A new technique has been developed that could revolutionise the way searches are carried out on the internet. The technology, dubbed InfraSearch, changes the way searches are carried out by taking the power of the search away from huge centralised search engines and putting it in the hands of the information owners.

Currently search engines work by ‘spidering’ sites. They start with the set of web pages that they know about and then ‘click’ on all the links on these pages to try to find more pages. They take a snapshot of each of the new pages they find and add them to gigantic databases. When you perform a search, you actually search the database of the snapshots, not the original sites.

There are many drawbacks with this approach. First, what you are searching is never really up to date. Typically sites do their spidering every few weeks or months. This means that the index is potentially weeks or months out of date.

Second, search engines can only spider static web pages. They cannot take snapshots of dynamic pages (e.g. pages containing a ‘?’ in their URL) that are created on the fly by ecommerce or other web sites in response to customer visits. This means that they cannot index, say, the contents of a database.

It also means that one of the prime means of attracting visitors to your site is completely out of your control. You cannot force a search engine to index your site. When you create your site or make a change to it, you can ask the engine to index your site, but you have no control over how or when it does this.

By contrast, InfraSearch puts the search decision and management in the hands of the information owner. Each computer participating in the InfraSearch runs a small piece of software that links it to a few other computers, each of which in turn links to a few more computers. This interconnecting of computers making up the InfraSearch mirrors the original architecture of the internet and provides a level of immunity from outages and denial of service attacks.

When a search request is made, it is passed from computer to computer to see if any of them can respond to it. The responsibility for how the request is interpreted is up to each computer. More importantly, each can decide at the time of the request what information it has available to fulfil the request. This means that the response should always be up to date. Bad links, caused by search engines still indexing web pages that no longer exist, will be a thing of the past.
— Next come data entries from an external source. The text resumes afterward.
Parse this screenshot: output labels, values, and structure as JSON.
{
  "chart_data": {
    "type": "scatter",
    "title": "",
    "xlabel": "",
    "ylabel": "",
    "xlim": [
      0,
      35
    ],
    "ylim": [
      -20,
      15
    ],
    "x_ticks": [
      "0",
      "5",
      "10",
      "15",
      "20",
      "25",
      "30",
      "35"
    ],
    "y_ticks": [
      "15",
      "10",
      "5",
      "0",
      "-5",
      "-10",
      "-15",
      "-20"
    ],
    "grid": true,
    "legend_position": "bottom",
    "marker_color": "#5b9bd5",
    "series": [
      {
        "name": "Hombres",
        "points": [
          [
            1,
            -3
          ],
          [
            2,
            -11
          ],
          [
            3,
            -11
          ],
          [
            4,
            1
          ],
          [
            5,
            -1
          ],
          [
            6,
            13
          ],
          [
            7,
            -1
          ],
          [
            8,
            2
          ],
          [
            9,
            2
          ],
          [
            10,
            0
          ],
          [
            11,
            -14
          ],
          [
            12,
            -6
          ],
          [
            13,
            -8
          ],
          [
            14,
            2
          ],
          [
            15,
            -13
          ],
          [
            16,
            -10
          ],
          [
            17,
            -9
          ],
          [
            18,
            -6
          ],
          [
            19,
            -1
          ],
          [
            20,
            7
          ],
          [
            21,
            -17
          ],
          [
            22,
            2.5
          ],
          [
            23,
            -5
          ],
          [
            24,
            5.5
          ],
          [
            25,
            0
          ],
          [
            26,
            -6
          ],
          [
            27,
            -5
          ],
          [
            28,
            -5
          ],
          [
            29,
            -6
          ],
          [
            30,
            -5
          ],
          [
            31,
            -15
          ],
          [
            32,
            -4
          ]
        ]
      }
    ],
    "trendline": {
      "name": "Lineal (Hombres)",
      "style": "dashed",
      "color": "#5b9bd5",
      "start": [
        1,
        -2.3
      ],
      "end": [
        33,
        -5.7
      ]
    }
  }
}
Because the decision on how to respond to each request is in the hands of the information holder, it is up to the holder to determine where the response comes from. It could be sourced from static web page or it could be created dynamically, using all the information that is available to the holder, including the full contents of databases.

This next step in the evolution of the internet was born out of a revolution against the authorities trying to stifle the sharing MP3 music files. The highly popular Napster software allows anyone to announce the availability of their collection of MP3 files on a central server. Others searching for a particular MP3 file can search the server to find out where to go to get the file. However the existence of a central server made it easy for the music industry lawyers to identify those who were sharing the files, potentially robbing the industry of royalties, and shut them down.

So programmers at Nullsoft developed Gnutella, based on Napster, but which didn’t require a central server. Instead individual computers with MP3 files to share were linked, and requests for particular MP3 files were passed between them.

The wider potential of this approach was spotted by Gene Kan, one of the lead programmers in the InfraSearch project. "I realised this wasn’t about swapping MP3 music files, but a cool new technology," said Kan. "The whole distributed real-time search domain is something that’s going to change the internet. This is a whole new technological frontier, ripe for exploitation."

Netscape founder Marc Andreesen said, "It’s a big deal. [InfraSearch] will do for search what the internet did for communications." He added: "Most of what we’ve been doing on the web for the past five or six years has been pretty centralised. It’s ironic it’s taken so long for this to happen."